En second lieu, croit-on qnc l’emprisonnement individuel, surtout quand il doit durer longtemps, ne soit pas de nature à faire naître ces craintes utiles que la loi pénale veut inspirer ? L’expérience a prouvé le contraire. Il n’y a rien que le condamné redoute plus qu’une longue solitude, ni qui produise une impression plus profonde sur les âmes les plus endurcies et les plus fermes. Alors même que la peine du bagne serait plus intimidante que celle de l’emprisonnement individuel, pourrait-elle, d’ailleurs, être préférée ? Est-ce de nos jours, et dans notre pays, qu’on peut chercher à intimider les coupables eu les plongeant sans ressources dans une atmosphère inévitable de corruption et d’infamie, en les chargeant de chaînes, en les accouplant les uns aux autres, et en leur imposant le contact incessant et nécessaire de leur immoralité réciproque ?

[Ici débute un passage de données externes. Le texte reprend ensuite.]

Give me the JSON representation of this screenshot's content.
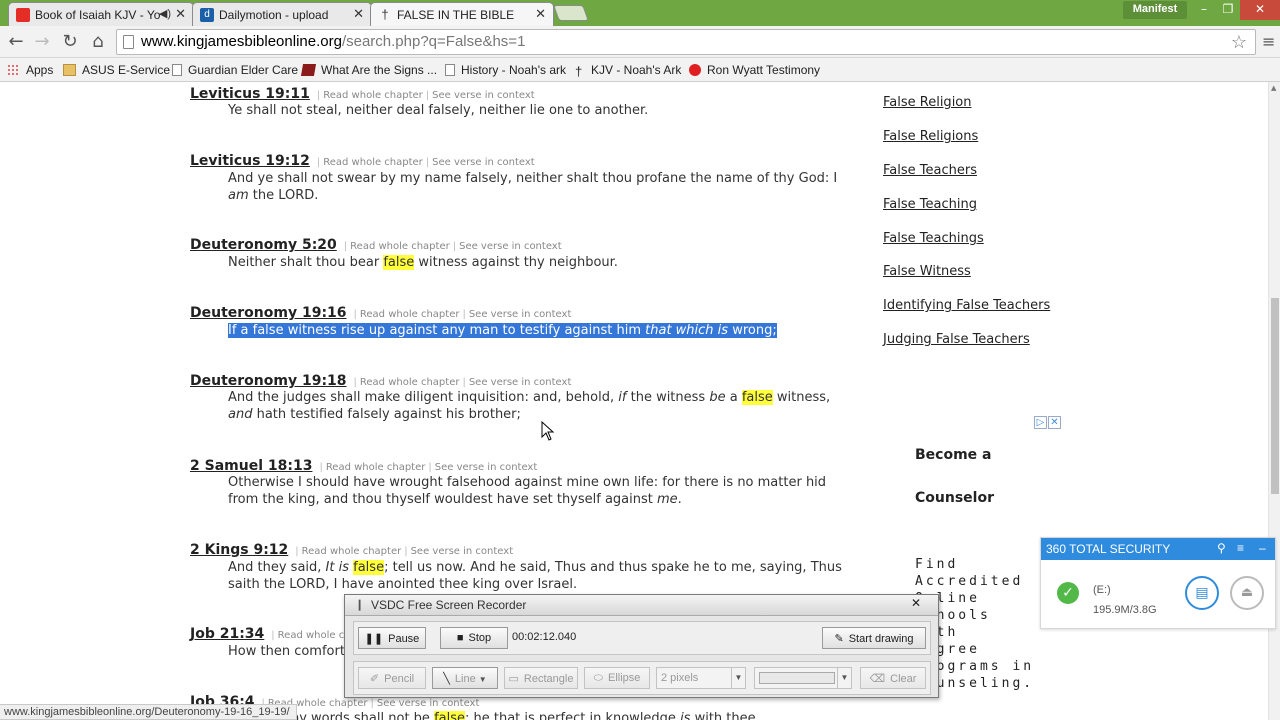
{
  "browser": {
    "tabs": [
      {
        "title": "Book of Isaiah KJV - Yo",
        "icon": "youtube-icon",
        "active": false
      },
      {
        "title": "Dailymotion - upload",
        "icon": "dailymotion-icon",
        "active": false
      },
      {
        "title": "FALSE IN THE BIBLE",
        "icon": "cross-icon",
        "active": true
      }
    ],
    "profile_label": "Manifest",
    "url_domain": "www.kingjamesbibleonline.org",
    "url_path": "/search.php?q=False&hs=1",
    "bookmarks": [
      {
        "label": "Apps",
        "icon": "apps-grid-icon"
      },
      {
        "label": "ASUS E-Service",
        "icon": "folder-icon"
      },
      {
        "label": "Guardian Elder Care",
        "icon": "page-icon"
      },
      {
        "label": "What Are the Signs ...",
        "icon": "video-icon"
      },
      {
        "label": "History - Noah's ark",
        "icon": "page-icon"
      },
      {
        "label": "KJV - Noah's Ark",
        "icon": "cross-icon"
      },
      {
        "label": "Ron Wyatt Testimony",
        "icon": "red-circle-icon"
      }
    ],
    "status_url": "www.kingjamesbibleonline.org/Deuteronomy-19-16_19-19/"
  },
  "verse_links": {
    "read": "Read whole chapter",
    "see": "See verse in context",
    "sep": "|"
  },
  "verses": {
    "lev1911": {
      "ref": "Leviticus 19:11",
      "text": "Ye shall not steal, neither deal falsely, neither lie one to another."
    },
    "lev1912": {
      "ref": "Leviticus 19:12",
      "t1": "And ye shall not swear by my name falsely, neither shalt thou profane the name of thy God: I",
      "t2": "am",
      "t3": " the LORD."
    },
    "deu520": {
      "ref": "Deuteronomy 5:20",
      "t1": "Neither shalt thou bear ",
      "hl": "false",
      "t2": " witness against thy neighbour."
    },
    "deu1916": {
      "ref": "Deuteronomy 19:16",
      "t1": "If a false witness rise up against any man to testify against him ",
      "it": "that which is",
      "t2": " wrong;"
    },
    "deu1918": {
      "ref": "Deuteronomy 19:18",
      "t1": "And the judges shall make diligent inquisition: and, behold, ",
      "i1": "if",
      "t2": " the witness ",
      "i2": "be",
      "t3": " a ",
      "hl": "false",
      "t4": " witness,",
      "i3": "and",
      "t5": " hath testified falsely against his brother;"
    },
    "sam1813": {
      "ref": "2 Samuel 18:13",
      "t1": "Otherwise I should have wrought falsehood against mine own life: for there is no matter hid from the king, and thou thyself wouldest have set thyself against ",
      "i1": "me",
      "t2": "."
    },
    "kgs912": {
      "ref": "2 Kings 9:12",
      "t1": "And they said, ",
      "i1": "It is",
      "t2": " ",
      "hl": "false",
      "t3": "; tell us now. And he said, Thus and thus spake he to me, saying, Thus saith the LORD, I have anointed thee king over Israel."
    },
    "job2134": {
      "ref": "Job 21:34",
      "t1": "How then comfort"
    },
    "job364": {
      "ref": "Job 36:4",
      "t1": "For truly my words shall not be ",
      "hl": "false",
      "t2": ": he that is perfect in knowledge ",
      "i1": "is",
      "t3": " with thee."
    }
  },
  "sidebar_links": [
    "False Religion",
    "False Religions",
    "False Teachers",
    "False Teaching",
    "False Teachings",
    "False Witness",
    "Identifying False Teachers",
    "Judging False Teachers"
  ],
  "ad": {
    "title1": "Become a",
    "title2": "Counselor",
    "body": [
      "Find",
      "Accredited",
      "Online",
      "Schools",
      "With",
      "Degree",
      "Programs in",
      "Counseling."
    ]
  },
  "security": {
    "title": "360 TOTAL SECURITY",
    "drive": "(E:)",
    "usage": "195.9M/3.8G",
    "accent": "#2f8bde"
  },
  "recorder": {
    "title": "VSDC Free Screen Recorder",
    "pause": "Pause",
    "stop": "Stop",
    "time": "00:02:12.040",
    "start_drawing": "Start drawing",
    "tools": {
      "pencil": "Pencil",
      "line": "Line",
      "rectangle": "Rectangle",
      "ellipse": "Ellipse",
      "thickness": "2 pixels",
      "clear": "Clear"
    }
  }
}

L’opinion publique dit hautement que non ; et à plusieurs reprises elle a trouvé un interprète dans vos Commissions elles-mêmes. Voici notamment ce qu’on lit dans le rapport de la Commission du budget de cette année, à l’article Chiourmes, p. 271 : « N’y a-t-il donc rien à faire pour changer l’état des bagnes ? On avait pensé qu’il y avait à s’en préoccuper dans l’intérêt de la société ; qu’il y avait là une école permanente de crime d’où les hommes sortaient plus corrompus et plus dégradés. Au nom de la morale et de l’humanité, une réforme du système actuel qui régit les bagnes avait été demandée ; la Commission croit de son devoir d’appeler de nouveau l’attention du gouvernement sur un état de choses qui se continue pour le plus grand dommage de la société : » Le projet actuel réalise ce vœu. Le gouvernement a eu d’autant plus de facilité à y céder, que, sous le point de vue de l’économie publique, les bagnes sont une détestable institution. Voici ce qu’on lit dans le rapport présenté au ministre de la marine, en 1858, par M. le baron Tupinier, alors directeur des ports : « Les forçats ne sont pas des auxiliaires nécessaires pour les travaux des ports ; ils y sont, au contraire, des collaborateurs fâcheux pour les ouvriers qu’ils corrompent, des hôtes fort dangereux pour la sûreté des arsenaux et du matériel.

« Il s’en faut de beaucoup que la marine retrouve dans la valeur du travail des forçats l’équivalent des sommes qu’elle dépense pour l’entretien des bagnes. Il y aurait environ neuf cent mille francs d’économie chaque année à employer des ouvriers libres : on rendrait ainsi un grand service à la population des ports, qui souffre faute de pouvoir trouver un salaire, et on débarrasserait la marine d’un véritable fléau. »

Les mêmes assertions se retrouvent dans une lettre écrite, en 1858, par M. le ministre de la marine à M. le ministre de l’intérieur, lettre qui a passé sous les yeux de la Commission.[26] La majorité de votre Commission croit devoir vous proposer d’adopter la disposition du projet de loi qui supprime les bagnes et les remplace par des maisons de travaux forcés où le système de l’emprisonnement individuel sera introduit.

La Commission de 1840 avait été unanime, quant à la destruction des bagnes. Mais elle s’était divisée sur le point de savoir s’il fallait, soumettre dès à présent les condamnés aux travaux forcés, les réclusionnaires, et même tous les détenus correctionnellement, au système de l’emprisonnement individuel.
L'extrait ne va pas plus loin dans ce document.